My major in education didn’t impress my peers, but I enjoyed it. Besides, it was practical. One of the goals related to a college degree should be getting a good job after graduation. Teaching is a marketable skill that has given me the blessing of being self-reliant.
I’m glad I took my classes seriously. Because I paid attention, I remember—and regularly use—advice I received from professors. For instance, one of my professors taught, and demonstrated, a way to invite class participation. If only one or two students raised their hand to answer a question, he’d say, “OK, I see two hands, three hands, five hands …” Within seconds, other class members felt bold enough to raise their hand and answer questions too. This method was effective in his classroom, and I’ve found it useful with the six-year-olds I teach at school as well as in a church classroom setting.

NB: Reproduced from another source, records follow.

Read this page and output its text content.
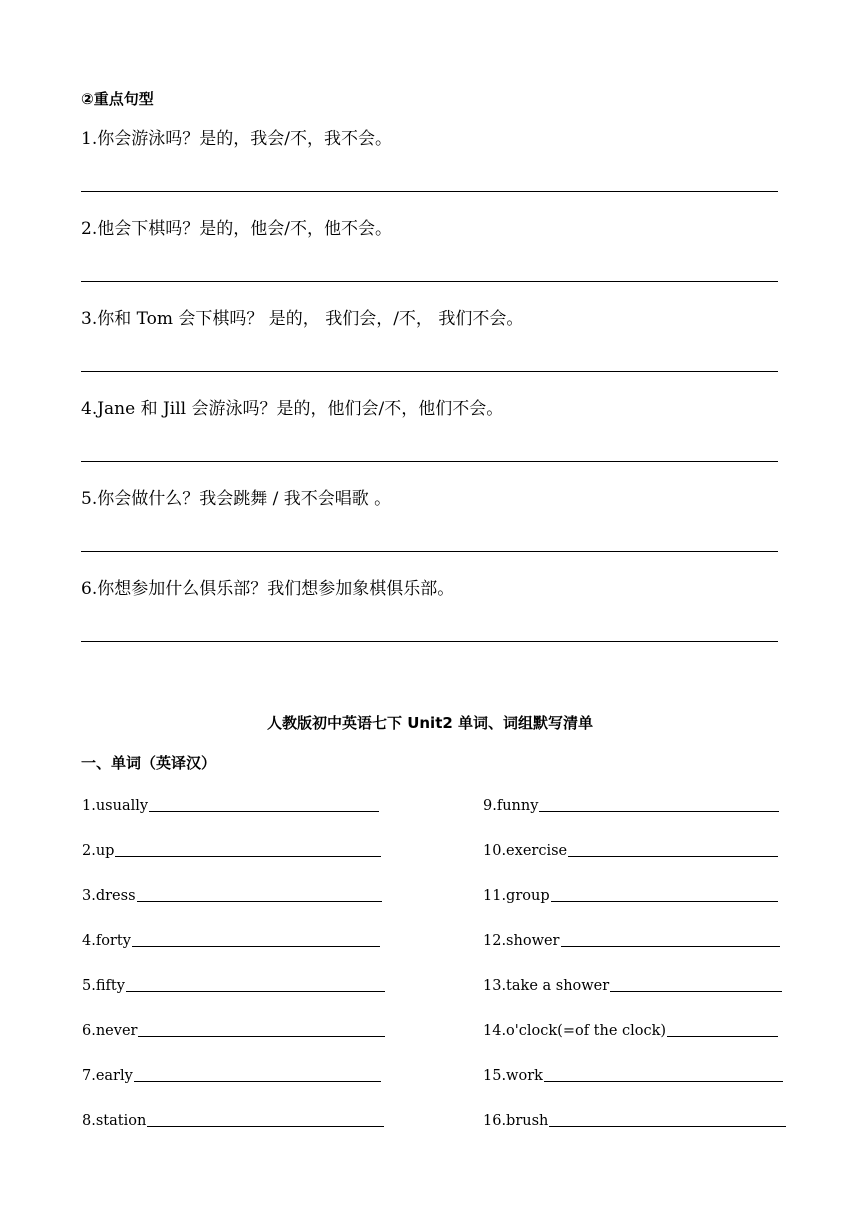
②重点句型
1.你会游泳吗？是的，我会/不，我不会。
2.他会下棋吗？是的，他会/不，他不会。
3.你和 Tom 会下棋吗？ 是的， 我们会，/不， 我们不会。
4.Jane 和 Jill 会游泳吗？是的，他们会/不，他们不会。
5.你会做什么？我会跳舞 / 我不会唱歌 。
6.你想参加什么俱乐部？我们想参加象棋俱乐部。
人教版初中英语七下 Unit2 单词、词组默写清单
一、单词（英译汉）
1.usually
2.up
3.dress
4.forty
5.fifty
6.never
7.early
8.station
9.funny
10.exercise
11.group
12.shower
13.take a shower
14.o'clock(=of the clock)
15.work
16.brush
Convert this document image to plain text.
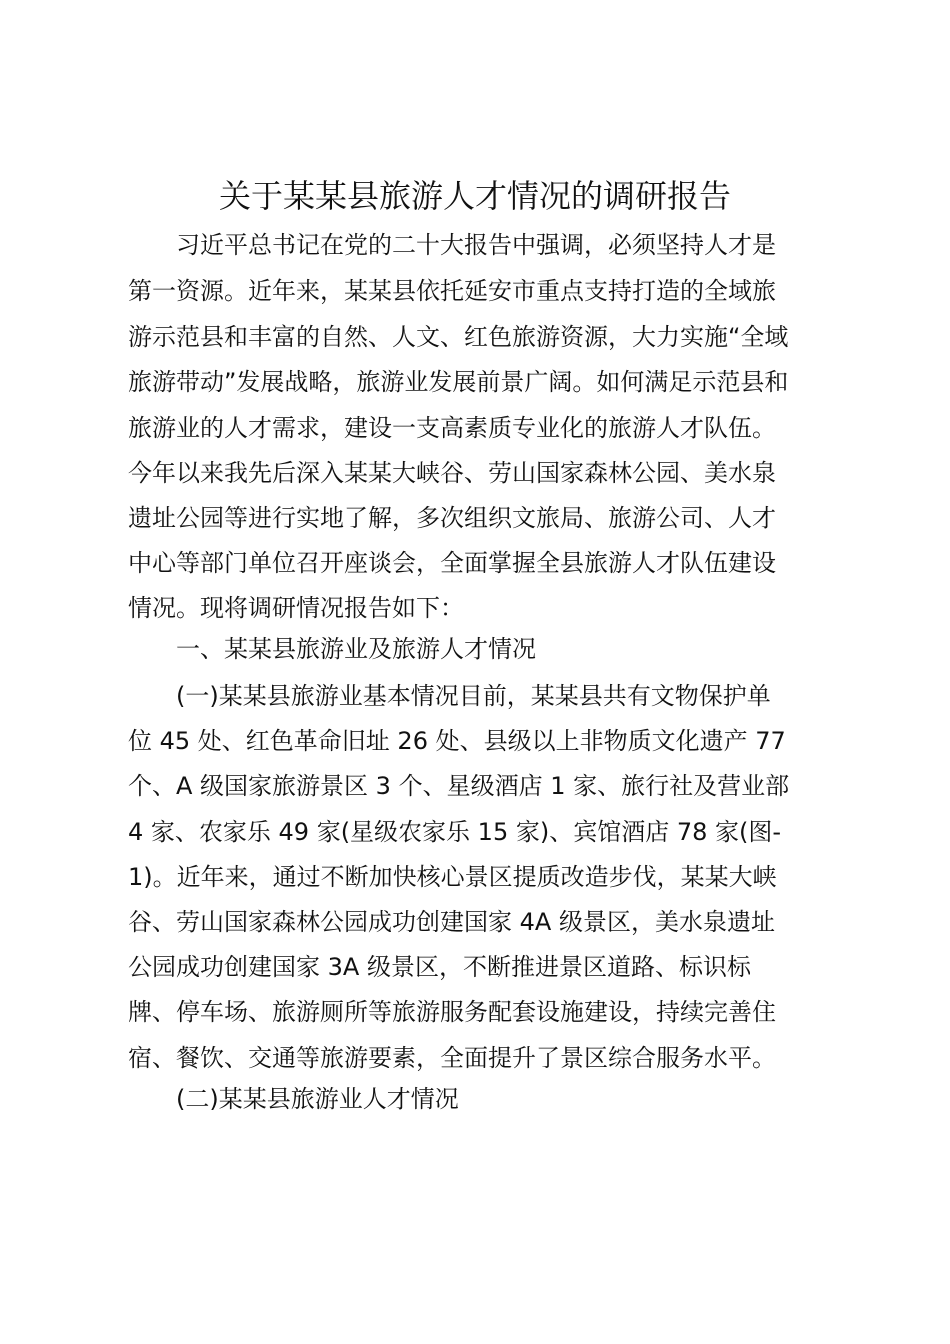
关于某某县旅游人才情况的调研报告
习近平总书记在党的二十大报告中强调，必须坚持人才是
第一资源。近年来，某某县依托延安市重点支持打造的全域旅
游示范县和丰富的自然、人文、红色旅游资源，大力实施“全域
旅游带动”发展战略，旅游业发展前景广阔。如何满足示范县和
旅游业的人才需求，建设一支高素质专业化的旅游人才队伍。
今年以来我先后深入某某大峡谷、劳山国家森林公园、美水泉
遗址公园等进行实地了解，多次组织文旅局、旅游公司、人才
中心等部门单位召开座谈会，全面掌握全县旅游人才队伍建设
情况。现将调研情况报告如下：
一、某某县旅游业及旅游人才情况
(一)某某县旅游业基本情况目前，某某县共有文物保护单
位 45 处、红色革命旧址 26 处、县级以上非物质文化遗产 77
个、A 级国家旅游景区 3 个、星级酒店 1 家、旅行社及营业部
4 家、农家乐 49 家(星级农家乐 15 家)、宾馆酒店 78 家(图-
1)。近年来，通过不断加快核心景区提质改造步伐，某某大峡
谷、劳山国家森林公园成功创建国家 4A 级景区，美水泉遗址
公园成功创建国家 3A 级景区，不断推进景区道路、标识标
牌、停车场、旅游厕所等旅游服务配套设施建设，持续完善住
宿、餐饮、交通等旅游要素，全面提升了景区综合服务水平。
(二)某某县旅游业人才情况
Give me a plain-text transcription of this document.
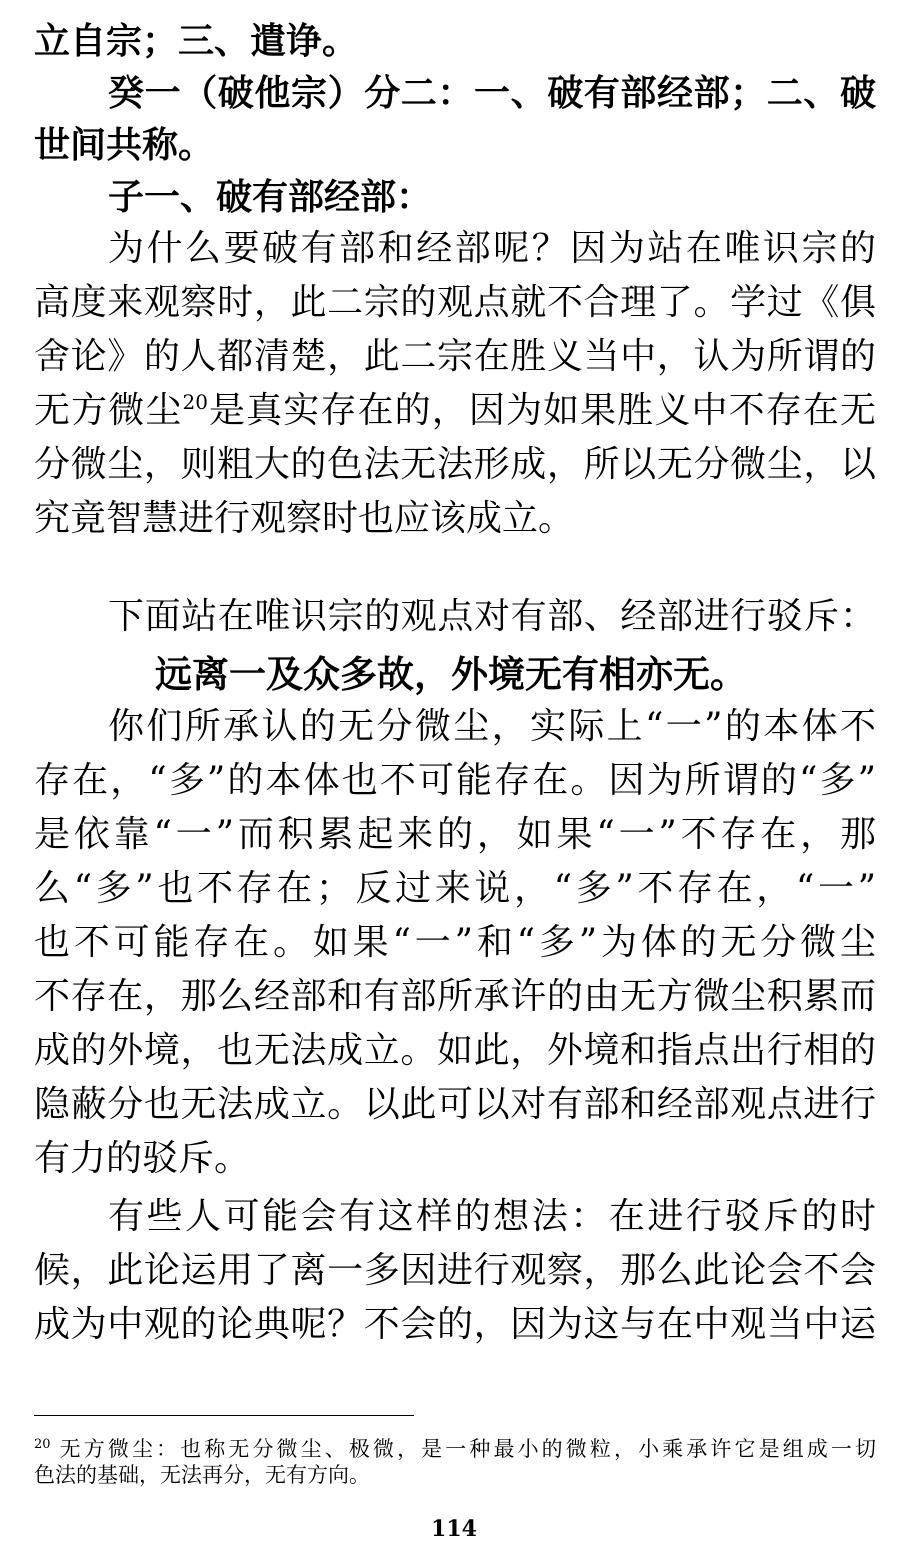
立自宗；三、遣诤。
癸一（破他宗）分二：一、破有部经部；二、破
世间共称。
子一、破有部经部：
为什么要破有部和经部呢？因为站在唯识宗的
高度来观察时，此二宗的观点就不合理了。学过《俱
舍论》的人都清楚，此二宗在胜义当中，认为所谓的
无方微尘$^{20}$是真实存在的，因为如果胜义中不存在无
分微尘，则粗大的色法无法形成，所以无分微尘，以
究竟智慧进行观察时也应该成立。
下面站在唯识宗的观点对有部、经部进行驳斥：
远离一及众多故，外境无有相亦无。
你们所承认的无分微尘，实际上“一”的本体不
存在，“多”的本体也不可能存在。因为所谓的“多”
是依靠“一”而积累起来的，如果“一”不存在，那
么“多”也不存在；反过来说，“多”不存在，“一”
也不可能存在。如果“一”和“多”为体的无分微尘
不存在，那么经部和有部所承许的由无方微尘积累而
成的外境，也无法成立。如此，外境和指点出行相的
隐蔽分也无法成立。以此可以对有部和经部观点进行
有力的驳斥。
有些人可能会有这样的想法：在进行驳斥的时
候，此论运用了离一多因进行观察，那么此论会不会
成为中观的论典呢？不会的，因为这与在中观当中运
$^{20}$ 无方微尘：也称无分微尘、极微，是一种最小的微粒，小乘承许它是组成一切
色法的基础，无法再分，无有方向。
114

I think that one of the best things college did was help me realize just how much is out there to learn. The classes I took opened a floodgate of curiosity, and the university learning environment showed me a way to channel that curiosity.
Completing assignments, reading textbooks, and studying for tests were certainly an important part of my education, but not the end. Even though I graduated several years ago, I still seek ways to keep learning—improving my skills and adding to my knowledge base. Checking out books from a library, conducting online research, attending faculty-training meetings, and asking a colleague or mentor how they might approach a particular situation enrich my life with knowledge and keep my curiosity healthy.
I am grateful that the university gave me the skills to continue to learn how to learn. Continuing to learn has helped me draw closer to my Heavenly Father and Savior. One simple example of this came as I was reading to my class of first-graders a book about kangaroos. The book explained that at birth, kangaroos are not fully developed. Their front claws, however, are completely developed, enabling them to crawl into their mother’s pouch, where their development continues. I was amazed by the simple detail of the claws, and it led me to think about the miracle of creation. If that much forethought had gone into the development of young kangaroos, I decided, surely Heavenly Father is also aware of the details of my life and progression.
Looking back, I realize that my friends were right—my university education was rigorous. It was also fun. They were also right in telling me that it would be the best time of my life—at least, it was the best time of my life up until that point. I have found, however, that my education has made my current stage the best time of my life, and I suspect that education will do the same for my next chapter as well. Planning, seeking balance, choosing a marketable skill, paying attention, and making learning a lifetime pursuit blessed me with tremendous opportunities and fantastic memories of my university experience. But my most overwhelming feeling about those years is gratitude for having taken them seriously, for using them as a foundation for the rest of my life.